Based in New York, Fernández was born in Miami in 1968 to Cuban parents. She is renowned for her prominent public artworks and experiential sculptures, and through her practice, she explores perception and the psychology of looking, regularly manipulating light and space to create immersive, intimate, and unpredictable spaces. Using a range of materials, including silk, graphite, onyx, mirrors, glass, and charcoal, her minimalist yet substantive installations and sculptures often evoke landscapes, the elements, and various natural wonders, including meteor showers, cloud formations, and the night sky.
Her recent body of work contrasts the sublime nature of traditional landscapes with the current politically charged climate of the United States and addresses social issues such as the challenges of democracy.
Where to find Teresita Fernández across U.S.

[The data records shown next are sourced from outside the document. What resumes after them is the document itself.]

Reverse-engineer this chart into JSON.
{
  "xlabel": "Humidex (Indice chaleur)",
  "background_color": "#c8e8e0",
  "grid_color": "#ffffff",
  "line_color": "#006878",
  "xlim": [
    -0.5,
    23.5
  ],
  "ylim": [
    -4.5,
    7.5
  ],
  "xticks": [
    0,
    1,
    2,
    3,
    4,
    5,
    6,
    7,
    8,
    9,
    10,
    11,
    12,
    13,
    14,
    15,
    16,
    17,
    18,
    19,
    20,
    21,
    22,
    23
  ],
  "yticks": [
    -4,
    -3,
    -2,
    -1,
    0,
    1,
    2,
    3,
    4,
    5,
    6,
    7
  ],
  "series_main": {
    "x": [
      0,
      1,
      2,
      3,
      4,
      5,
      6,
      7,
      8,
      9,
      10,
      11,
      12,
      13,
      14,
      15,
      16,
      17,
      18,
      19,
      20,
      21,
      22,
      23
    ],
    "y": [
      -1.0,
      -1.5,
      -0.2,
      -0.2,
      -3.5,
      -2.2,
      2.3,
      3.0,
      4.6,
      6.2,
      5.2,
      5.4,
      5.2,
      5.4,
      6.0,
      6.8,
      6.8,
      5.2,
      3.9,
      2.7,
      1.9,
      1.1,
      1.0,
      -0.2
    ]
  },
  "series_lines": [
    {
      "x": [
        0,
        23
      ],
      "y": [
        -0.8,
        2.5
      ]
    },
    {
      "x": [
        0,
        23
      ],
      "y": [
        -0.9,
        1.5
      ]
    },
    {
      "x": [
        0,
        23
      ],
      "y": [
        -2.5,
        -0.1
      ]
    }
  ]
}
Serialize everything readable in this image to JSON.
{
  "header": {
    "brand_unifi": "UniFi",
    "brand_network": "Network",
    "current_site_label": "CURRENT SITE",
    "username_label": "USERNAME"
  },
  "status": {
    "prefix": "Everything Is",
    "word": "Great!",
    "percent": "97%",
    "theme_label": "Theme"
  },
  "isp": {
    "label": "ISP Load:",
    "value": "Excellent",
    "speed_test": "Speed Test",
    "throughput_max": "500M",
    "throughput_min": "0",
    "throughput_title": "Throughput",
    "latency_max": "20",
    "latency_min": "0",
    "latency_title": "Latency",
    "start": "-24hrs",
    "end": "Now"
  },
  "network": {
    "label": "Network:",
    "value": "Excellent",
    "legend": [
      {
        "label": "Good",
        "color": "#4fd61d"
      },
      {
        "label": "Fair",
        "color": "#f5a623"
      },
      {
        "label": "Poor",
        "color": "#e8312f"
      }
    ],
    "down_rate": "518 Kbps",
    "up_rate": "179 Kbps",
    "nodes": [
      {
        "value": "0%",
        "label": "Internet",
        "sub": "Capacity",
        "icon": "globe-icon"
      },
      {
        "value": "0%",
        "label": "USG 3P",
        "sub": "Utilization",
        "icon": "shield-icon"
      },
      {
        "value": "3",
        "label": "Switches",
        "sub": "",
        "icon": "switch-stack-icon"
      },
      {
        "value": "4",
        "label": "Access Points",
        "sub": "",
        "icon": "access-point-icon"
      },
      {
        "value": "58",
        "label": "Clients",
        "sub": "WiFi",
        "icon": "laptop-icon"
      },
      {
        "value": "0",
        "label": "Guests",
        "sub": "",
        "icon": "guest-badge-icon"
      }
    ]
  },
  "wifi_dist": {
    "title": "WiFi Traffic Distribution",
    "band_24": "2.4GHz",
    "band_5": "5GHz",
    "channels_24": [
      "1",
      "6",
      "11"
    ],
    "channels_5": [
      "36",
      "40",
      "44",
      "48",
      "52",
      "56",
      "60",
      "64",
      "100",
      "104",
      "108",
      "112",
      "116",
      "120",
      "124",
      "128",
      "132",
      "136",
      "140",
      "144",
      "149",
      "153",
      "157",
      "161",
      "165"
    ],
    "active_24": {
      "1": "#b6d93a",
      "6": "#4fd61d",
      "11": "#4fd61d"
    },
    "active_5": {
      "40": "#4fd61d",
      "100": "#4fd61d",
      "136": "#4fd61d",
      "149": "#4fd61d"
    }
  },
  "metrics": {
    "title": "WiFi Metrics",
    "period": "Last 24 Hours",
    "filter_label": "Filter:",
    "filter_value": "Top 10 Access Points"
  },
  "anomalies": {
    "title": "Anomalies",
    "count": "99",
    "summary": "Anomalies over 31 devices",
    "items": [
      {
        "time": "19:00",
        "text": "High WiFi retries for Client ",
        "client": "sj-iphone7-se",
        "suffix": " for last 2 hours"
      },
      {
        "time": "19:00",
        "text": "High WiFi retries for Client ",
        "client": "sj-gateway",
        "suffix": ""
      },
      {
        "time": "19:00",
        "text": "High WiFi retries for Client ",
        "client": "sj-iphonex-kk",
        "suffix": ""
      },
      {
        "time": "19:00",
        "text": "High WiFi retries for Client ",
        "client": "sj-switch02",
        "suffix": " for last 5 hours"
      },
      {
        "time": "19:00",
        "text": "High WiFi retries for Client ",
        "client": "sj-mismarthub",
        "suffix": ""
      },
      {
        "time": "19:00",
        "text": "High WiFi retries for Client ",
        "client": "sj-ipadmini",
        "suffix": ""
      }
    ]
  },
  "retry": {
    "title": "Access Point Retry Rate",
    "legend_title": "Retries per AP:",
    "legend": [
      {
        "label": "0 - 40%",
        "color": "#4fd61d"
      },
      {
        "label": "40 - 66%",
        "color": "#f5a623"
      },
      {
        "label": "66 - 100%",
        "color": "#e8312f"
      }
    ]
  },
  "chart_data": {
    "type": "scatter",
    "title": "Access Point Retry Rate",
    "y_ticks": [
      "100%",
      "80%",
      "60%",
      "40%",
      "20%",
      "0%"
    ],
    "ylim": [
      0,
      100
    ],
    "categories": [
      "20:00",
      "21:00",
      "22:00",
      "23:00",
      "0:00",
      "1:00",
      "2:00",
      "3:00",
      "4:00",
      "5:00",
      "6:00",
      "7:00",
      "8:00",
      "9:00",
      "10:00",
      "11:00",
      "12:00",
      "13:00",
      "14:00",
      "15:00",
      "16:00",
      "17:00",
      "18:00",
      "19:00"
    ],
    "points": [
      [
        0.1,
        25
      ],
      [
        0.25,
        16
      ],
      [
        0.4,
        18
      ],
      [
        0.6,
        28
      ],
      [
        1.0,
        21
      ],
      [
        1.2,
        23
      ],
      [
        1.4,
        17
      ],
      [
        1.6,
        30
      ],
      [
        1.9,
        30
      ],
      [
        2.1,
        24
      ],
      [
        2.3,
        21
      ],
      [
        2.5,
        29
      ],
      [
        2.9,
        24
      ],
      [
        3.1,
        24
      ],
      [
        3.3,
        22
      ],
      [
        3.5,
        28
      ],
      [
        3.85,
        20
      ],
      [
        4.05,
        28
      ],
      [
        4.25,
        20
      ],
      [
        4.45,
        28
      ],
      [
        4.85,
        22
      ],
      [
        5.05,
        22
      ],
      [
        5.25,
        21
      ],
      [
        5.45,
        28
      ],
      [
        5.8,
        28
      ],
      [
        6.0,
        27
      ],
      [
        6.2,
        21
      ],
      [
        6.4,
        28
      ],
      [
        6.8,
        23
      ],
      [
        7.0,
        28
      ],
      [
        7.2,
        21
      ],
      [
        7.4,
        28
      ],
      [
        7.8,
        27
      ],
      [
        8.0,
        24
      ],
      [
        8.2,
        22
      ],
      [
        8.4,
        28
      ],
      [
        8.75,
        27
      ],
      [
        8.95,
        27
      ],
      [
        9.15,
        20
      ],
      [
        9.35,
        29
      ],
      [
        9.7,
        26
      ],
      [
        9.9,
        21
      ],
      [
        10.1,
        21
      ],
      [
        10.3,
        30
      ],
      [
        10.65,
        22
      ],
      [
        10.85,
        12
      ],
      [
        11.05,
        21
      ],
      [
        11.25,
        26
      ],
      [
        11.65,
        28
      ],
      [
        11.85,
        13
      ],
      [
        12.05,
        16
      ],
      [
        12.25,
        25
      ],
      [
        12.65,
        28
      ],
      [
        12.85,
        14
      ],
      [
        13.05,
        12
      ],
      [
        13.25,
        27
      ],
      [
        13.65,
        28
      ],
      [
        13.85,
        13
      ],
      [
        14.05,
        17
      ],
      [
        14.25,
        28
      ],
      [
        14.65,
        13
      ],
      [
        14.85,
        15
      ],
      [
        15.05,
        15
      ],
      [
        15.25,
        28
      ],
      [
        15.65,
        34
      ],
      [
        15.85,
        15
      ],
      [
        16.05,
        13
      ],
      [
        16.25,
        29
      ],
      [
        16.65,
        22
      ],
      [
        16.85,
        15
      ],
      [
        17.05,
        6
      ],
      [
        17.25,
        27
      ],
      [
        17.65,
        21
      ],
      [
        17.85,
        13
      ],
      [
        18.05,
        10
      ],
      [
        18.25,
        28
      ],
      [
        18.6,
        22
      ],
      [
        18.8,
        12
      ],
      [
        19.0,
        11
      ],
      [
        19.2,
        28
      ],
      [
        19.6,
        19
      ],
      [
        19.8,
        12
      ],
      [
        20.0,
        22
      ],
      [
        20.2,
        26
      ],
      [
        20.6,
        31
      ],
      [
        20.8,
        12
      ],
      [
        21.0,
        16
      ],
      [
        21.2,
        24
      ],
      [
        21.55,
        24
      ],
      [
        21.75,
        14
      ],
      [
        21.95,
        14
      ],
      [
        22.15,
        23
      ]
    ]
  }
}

Fernández has created site-specific commissions for such public spaces as Harvard College, Madison Square Park, and Olympic Sculpture Park in Seattle. Solo exhibitions of her work have been organized at the Massachusetts Museum of Contemporary Art (North Adams, Mass.); Museum of Contemporary Art North Miami (Fla.); and Modern Art Museum of Fort Worth (Texas), among others. Her work is featured in various international public and private collections, including The Museum of Modern Art (N.Y.); Museum of Fine Arts, Boston (Mass.); Israel Museum (Tel Aviv, Israel); and San Francisco Museum of Modern Art (Calif.).
She received the Guggenheim Fellowship in 2003. In 2005, she was named the MacArthur Foundation Fellow for integrating architecture, color, and light into constructed, contemplative spaces.